« Psychopaths are not crazy. They are fully aware of what they do and the consequences of those actions. »
L'esprit est un dédale infernal. Un labyrinthe illisible de portes et de couloirs, de souvenirs épars. Il est si simple de s’y trouver emmuré vivant, de s’y consumer à force de réclusion. L’identité tient à bien peu de choses lorsque personne ne la confirme.Mais l’esprit est également un plateau de jeu où les pions s’avancent à l’abri des regards, un huis clos redoutable et l’échiquier favori d’âmes aux sombres désirs. Pour ces bourreaux-ci la folie n’est pas un dénominateur commun. Certains sont infiniment conscients des actes qu’ils convertissent en signature. D’autres veulent immortaliser leur œuvre, présenter un message intemporel. Les plus insaisissables n’agissent que par curiosité. A chaque visage correspond un profil, un dessein à intérioriser. Si la démence ne les leste pas seules leurs habitudes peuvent les signaler. Or distinguer la volonté au-delà de l’horreur est l’activité des agents de la Behavioural Analysis Unit, section du FBI menée par Jack Crawford.« The mathematics of human behaviour... all those ugly variables. »
Mais lorsque la Pie Grièche du Minnesota emporte une nouvelle victime l’analyse ne suffit plus, le cadre est dépassé. Quelqu’un doit infiltrer l’esprit du tueur pour cartographier ses failles de l'intérieur. L’hameçon est lancé. Will Graham est sorti de son amphithéâtre pour rejoindre les scènes de crime en tant que consultant. L’homme ne pense pas comme les autres. Son empathie anime les preuves jusqu’à les rendre vibrantes d’émotions. Celles du meurtrier qu’il incarne s'insinuent en lui. C’est une prouesse à double tranchant ainsi qu'un équilibre fragile. Son identité s’effrite, elle se teinte de couleurs ne lui appartenant pas. Pour ne pas se perdre il lui faut raffermir sa prise sur la réalité ; s’accrocher de toute sa poigne à un fil d’Ariane providentiel. Hannibal Lecter devait incarner cette stabilité. Alana Bloom adresse cette requête auprès de Crawford pour le préserver. Une équation risquée. Le psychiatre est amateur de raretés et Will est un diamant brut ne demandant qu’à être taillé par sa main d’orfèvre. Pourtant le diable se dissimule sous les traits d’un homme respectable ; le poison de ses intentions est parfaitement muselé. Ses actes sont soignés, le moindre geste est calculé pour n’être que réconfort. Lecter sait séduire le monde et le faire graviter autour de sa poigne de velours. Le FBI accorde son entière confiance au thérapeute tandis que son emprise sur Will s’affirme.

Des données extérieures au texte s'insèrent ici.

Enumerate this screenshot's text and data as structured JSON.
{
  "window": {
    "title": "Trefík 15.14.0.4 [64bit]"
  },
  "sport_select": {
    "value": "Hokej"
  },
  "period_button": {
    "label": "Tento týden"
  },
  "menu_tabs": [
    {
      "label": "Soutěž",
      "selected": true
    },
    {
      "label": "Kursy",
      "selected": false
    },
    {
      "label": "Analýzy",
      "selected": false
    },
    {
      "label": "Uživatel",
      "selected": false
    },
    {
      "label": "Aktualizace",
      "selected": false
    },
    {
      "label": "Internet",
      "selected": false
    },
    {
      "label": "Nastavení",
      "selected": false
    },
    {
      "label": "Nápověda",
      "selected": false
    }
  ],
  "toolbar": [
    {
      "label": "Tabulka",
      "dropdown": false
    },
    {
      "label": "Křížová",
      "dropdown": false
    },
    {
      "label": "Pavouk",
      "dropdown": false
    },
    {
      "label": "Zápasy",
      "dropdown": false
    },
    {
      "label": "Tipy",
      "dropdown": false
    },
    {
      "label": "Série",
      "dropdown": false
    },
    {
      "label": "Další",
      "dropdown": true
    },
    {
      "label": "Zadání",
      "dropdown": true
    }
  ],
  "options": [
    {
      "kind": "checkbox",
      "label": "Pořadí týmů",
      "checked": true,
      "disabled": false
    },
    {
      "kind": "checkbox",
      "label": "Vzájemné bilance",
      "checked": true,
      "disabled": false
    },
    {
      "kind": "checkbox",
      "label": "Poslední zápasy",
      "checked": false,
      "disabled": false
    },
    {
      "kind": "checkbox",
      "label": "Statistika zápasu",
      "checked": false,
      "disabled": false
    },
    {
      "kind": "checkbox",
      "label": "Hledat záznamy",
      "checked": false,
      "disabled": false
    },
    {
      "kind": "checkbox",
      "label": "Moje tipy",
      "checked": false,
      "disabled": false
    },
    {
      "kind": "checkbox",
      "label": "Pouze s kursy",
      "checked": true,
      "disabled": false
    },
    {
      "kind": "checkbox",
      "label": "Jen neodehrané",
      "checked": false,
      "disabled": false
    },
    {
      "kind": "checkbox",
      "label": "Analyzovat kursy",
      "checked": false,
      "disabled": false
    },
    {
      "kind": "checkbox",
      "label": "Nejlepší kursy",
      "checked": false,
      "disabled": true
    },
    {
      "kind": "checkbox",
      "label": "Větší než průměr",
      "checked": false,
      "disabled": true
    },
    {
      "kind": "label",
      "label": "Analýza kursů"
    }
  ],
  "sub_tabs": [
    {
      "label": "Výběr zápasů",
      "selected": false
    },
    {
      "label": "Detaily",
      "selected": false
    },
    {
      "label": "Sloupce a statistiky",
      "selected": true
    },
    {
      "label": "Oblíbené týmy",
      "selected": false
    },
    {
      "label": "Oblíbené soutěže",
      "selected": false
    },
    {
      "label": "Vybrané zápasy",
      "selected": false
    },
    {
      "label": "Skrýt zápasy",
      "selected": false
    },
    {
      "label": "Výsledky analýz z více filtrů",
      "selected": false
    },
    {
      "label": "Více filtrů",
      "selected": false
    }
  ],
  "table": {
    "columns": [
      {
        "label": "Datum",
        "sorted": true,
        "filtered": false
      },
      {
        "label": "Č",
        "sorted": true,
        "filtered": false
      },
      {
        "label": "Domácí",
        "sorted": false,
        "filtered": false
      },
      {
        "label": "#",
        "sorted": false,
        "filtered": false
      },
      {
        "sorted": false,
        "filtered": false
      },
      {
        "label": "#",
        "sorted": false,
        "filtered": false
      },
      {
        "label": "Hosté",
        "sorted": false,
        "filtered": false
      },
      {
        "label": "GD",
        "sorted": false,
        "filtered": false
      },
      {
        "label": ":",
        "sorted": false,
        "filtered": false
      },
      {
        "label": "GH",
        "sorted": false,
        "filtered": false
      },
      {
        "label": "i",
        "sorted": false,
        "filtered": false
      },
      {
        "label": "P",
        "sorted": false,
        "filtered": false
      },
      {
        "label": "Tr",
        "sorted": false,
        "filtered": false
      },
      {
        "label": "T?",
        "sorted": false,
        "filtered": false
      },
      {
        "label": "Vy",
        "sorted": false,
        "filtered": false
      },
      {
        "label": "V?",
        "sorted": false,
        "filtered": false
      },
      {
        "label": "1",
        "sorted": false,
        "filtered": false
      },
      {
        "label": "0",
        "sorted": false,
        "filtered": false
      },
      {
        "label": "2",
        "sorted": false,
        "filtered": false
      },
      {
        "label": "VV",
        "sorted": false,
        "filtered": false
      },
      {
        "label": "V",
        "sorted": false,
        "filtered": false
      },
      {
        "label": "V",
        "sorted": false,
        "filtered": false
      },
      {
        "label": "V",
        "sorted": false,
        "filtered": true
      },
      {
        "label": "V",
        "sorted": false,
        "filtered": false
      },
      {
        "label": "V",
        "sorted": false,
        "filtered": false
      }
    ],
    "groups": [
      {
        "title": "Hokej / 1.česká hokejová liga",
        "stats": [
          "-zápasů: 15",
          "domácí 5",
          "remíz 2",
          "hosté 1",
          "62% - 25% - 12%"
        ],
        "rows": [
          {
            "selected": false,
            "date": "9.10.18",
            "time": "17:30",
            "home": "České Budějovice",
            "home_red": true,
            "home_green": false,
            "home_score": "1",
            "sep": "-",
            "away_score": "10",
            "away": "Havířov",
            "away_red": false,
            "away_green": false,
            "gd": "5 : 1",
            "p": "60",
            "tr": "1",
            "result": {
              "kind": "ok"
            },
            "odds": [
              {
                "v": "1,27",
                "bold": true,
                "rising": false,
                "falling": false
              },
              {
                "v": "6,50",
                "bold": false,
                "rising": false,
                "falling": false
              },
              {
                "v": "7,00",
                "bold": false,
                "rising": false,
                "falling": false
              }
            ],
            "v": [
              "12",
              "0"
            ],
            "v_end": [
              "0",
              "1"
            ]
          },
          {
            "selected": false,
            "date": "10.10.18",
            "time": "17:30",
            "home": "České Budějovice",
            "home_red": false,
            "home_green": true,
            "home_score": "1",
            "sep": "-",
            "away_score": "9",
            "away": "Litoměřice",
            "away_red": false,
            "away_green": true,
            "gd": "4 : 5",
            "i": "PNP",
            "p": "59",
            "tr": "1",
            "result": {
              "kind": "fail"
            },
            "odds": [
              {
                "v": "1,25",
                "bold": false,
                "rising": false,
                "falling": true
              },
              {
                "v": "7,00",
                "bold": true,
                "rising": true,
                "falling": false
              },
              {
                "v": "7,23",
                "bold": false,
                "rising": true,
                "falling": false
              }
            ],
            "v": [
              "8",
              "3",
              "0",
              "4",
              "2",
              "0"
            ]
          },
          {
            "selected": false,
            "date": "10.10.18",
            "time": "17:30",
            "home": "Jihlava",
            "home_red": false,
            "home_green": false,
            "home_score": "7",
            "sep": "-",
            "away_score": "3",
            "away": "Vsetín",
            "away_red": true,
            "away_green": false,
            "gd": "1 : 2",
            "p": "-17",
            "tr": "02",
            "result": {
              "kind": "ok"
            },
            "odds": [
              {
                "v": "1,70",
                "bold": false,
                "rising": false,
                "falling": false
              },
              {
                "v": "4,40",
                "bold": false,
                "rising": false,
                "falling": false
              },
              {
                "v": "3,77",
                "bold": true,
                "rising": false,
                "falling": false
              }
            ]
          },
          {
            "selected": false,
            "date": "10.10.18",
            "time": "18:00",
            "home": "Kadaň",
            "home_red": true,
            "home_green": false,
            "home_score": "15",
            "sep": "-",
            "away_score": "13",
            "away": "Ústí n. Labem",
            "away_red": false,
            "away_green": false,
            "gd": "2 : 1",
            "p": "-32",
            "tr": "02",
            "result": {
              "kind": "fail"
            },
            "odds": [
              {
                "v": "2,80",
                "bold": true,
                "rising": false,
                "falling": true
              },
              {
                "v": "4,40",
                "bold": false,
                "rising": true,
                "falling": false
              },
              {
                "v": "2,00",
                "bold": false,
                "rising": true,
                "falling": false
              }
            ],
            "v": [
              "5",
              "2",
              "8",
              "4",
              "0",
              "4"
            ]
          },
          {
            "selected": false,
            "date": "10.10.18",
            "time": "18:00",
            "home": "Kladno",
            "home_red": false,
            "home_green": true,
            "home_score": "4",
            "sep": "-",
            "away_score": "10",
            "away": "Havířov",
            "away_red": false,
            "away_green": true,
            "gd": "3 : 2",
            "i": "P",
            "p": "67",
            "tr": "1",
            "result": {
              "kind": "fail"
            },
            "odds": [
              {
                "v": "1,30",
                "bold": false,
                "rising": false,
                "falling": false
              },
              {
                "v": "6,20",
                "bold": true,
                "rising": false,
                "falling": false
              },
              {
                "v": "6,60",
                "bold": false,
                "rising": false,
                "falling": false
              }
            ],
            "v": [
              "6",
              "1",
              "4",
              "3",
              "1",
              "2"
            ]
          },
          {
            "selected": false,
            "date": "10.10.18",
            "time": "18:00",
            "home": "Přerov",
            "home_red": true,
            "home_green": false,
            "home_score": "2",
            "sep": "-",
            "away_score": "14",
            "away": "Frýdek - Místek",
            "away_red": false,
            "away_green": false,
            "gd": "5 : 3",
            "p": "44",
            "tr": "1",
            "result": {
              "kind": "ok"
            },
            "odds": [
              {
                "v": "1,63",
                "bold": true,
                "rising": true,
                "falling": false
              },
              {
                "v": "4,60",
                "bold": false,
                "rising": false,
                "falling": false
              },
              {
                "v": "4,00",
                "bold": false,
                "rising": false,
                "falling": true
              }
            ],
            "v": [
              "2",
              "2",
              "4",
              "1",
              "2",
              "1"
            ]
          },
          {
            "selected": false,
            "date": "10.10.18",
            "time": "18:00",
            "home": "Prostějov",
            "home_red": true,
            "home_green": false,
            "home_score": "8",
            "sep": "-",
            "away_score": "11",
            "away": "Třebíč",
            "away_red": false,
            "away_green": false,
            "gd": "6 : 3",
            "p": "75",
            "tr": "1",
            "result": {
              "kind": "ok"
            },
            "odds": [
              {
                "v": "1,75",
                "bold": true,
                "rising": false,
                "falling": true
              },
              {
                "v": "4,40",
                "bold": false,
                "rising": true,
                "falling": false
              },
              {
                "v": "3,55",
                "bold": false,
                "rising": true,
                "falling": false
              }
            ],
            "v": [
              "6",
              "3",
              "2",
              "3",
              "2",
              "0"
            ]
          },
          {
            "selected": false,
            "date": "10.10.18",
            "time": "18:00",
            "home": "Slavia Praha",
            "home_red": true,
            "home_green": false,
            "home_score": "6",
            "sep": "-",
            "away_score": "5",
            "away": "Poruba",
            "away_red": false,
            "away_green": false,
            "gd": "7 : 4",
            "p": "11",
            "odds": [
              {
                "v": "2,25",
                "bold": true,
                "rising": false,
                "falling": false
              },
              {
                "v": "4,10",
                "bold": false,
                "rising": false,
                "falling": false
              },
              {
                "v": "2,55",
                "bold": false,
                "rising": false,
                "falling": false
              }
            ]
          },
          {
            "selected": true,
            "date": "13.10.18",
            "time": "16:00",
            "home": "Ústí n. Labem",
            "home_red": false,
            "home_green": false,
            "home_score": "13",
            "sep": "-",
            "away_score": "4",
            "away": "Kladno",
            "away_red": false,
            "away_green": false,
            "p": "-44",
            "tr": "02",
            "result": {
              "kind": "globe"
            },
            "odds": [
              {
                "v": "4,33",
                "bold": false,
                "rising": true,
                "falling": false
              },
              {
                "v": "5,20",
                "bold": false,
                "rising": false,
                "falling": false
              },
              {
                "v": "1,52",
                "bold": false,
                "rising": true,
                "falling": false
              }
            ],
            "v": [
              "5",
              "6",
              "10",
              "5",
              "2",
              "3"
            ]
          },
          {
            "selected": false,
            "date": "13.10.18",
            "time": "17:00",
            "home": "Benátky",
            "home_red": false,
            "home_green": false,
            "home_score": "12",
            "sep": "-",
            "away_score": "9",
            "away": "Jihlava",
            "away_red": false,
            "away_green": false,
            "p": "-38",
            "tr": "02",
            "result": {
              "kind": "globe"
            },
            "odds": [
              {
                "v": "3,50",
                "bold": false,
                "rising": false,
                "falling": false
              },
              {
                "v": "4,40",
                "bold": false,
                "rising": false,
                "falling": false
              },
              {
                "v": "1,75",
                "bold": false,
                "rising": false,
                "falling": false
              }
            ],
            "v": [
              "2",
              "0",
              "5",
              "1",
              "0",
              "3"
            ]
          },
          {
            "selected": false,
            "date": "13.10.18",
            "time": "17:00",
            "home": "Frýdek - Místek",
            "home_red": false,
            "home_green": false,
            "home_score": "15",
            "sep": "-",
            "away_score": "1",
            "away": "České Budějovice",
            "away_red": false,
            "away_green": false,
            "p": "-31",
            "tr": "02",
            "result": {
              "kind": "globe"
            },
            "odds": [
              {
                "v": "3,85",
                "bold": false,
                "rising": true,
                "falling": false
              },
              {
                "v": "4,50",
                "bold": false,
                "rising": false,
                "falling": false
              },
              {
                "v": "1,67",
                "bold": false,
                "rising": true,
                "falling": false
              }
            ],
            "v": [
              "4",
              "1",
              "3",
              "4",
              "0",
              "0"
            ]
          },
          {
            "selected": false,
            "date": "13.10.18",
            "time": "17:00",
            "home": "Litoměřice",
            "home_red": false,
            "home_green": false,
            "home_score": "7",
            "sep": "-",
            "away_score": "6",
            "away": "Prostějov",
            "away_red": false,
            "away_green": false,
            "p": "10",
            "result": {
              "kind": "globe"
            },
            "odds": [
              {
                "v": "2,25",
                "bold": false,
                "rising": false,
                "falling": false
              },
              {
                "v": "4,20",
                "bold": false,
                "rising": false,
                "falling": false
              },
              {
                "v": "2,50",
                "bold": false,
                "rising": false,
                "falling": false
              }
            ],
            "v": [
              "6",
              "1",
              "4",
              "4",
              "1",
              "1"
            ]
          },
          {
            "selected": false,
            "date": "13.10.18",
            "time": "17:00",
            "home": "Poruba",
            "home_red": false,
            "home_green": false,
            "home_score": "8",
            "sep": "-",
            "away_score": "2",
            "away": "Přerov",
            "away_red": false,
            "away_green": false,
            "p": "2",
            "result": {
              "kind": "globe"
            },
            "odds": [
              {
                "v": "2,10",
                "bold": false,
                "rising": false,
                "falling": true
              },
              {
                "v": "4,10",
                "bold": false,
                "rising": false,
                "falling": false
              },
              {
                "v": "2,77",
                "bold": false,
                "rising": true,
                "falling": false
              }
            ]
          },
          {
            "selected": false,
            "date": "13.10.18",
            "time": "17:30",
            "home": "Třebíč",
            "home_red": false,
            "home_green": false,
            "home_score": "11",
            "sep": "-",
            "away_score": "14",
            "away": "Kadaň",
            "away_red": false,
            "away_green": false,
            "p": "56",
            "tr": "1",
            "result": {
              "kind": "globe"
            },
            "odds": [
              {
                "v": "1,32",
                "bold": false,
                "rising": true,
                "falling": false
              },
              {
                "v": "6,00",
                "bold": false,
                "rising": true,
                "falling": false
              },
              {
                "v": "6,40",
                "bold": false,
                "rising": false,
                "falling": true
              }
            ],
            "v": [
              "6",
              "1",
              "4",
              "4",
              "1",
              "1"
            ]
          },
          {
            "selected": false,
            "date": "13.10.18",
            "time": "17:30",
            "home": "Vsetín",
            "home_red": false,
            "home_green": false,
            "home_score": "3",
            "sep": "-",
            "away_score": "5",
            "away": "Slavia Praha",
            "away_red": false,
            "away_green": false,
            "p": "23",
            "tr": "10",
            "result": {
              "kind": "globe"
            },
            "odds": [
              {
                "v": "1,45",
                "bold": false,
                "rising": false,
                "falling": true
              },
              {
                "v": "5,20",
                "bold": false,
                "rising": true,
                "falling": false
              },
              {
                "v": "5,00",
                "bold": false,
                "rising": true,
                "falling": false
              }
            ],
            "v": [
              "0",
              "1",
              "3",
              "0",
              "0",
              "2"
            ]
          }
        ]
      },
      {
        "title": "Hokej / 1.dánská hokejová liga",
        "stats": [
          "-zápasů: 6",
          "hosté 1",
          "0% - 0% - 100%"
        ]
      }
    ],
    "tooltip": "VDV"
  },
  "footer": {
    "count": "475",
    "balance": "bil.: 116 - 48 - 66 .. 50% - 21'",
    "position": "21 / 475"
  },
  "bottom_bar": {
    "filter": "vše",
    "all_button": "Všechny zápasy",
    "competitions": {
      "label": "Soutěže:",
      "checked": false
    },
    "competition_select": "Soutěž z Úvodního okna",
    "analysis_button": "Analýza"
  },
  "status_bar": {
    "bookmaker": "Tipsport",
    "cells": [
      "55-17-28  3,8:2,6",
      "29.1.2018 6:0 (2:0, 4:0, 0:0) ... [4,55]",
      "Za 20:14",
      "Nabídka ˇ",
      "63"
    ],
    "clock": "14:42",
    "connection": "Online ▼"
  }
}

Bien vite les frontières du réel se font de plus en plus troubles pour Will. Son imagination charge le barillet d’une arme prête à faire feu en des directions incertaines. Son esprit se retourne contre lui, l’implosion est proche ; Hannibal la retarde autant qu’il l’alimente afin de maintenir son contrôle. Le profiler souffre d’une encéphalite. Or, Lecter fait en sorte que l’information n’effleure aucun esprit. L’instabilité de Will devait perdurer aux yeux du monde. C’est un jeu qui se joue au détriment du principal concerné et les suspicions à son encontre naissent. L’image de l’Eventreur de Chesapeake se superpose trop justement à celle de Will, lui-même ne sait plus distinguer son reflet véritable. Le glas est sonné par la disparition d'Abigail Hobbs, la fille de l'homme qu'il avait dû abattre, sa responsabilité.
Tous pensent que l’agent a été brisé par l’horreur d’une exposition forcée. Personne ne suit la piste désignée par un homme usé, tant coupable que victime. Personne ne suspecte Hannibal Lecter. Will Graham est incarcéré. Libéré du joug d’Hannibal la réalité se décante peu à peu. Grâce à la thérapie de Chilton l’agent se souvient de la nature réelle de ses pertes de conscience. La confusion dont il se débarrasse ressemble aux fils coupés d’une marionnette. Ainsi à sa sortie de prison il n’est plus le même homme. Will est résolu à causer la perte du docteur Lecter quand bien même ce chemin le conduirait vers la compromission, au sein d’une danse avec le diable en personne. L’obscurité pavant ses intentions l’isole plus encore ; Alana est déchirée. Cette blessure à vif nécessite un baume, un refuge où le deuil est possible. Hannibal, figure de confiance, est tout désigné. Jack quant à lui semble trop émotionnellement impliqué. Pris entre deux feux, la maladie de sa femme et le retour d'une recrue si longtemps présumée morte. Ses doutes semblent encore incertains.
Quelle place allez-vous tenir sur cet échiquier ? C'est à vous qu'il revient de le définir.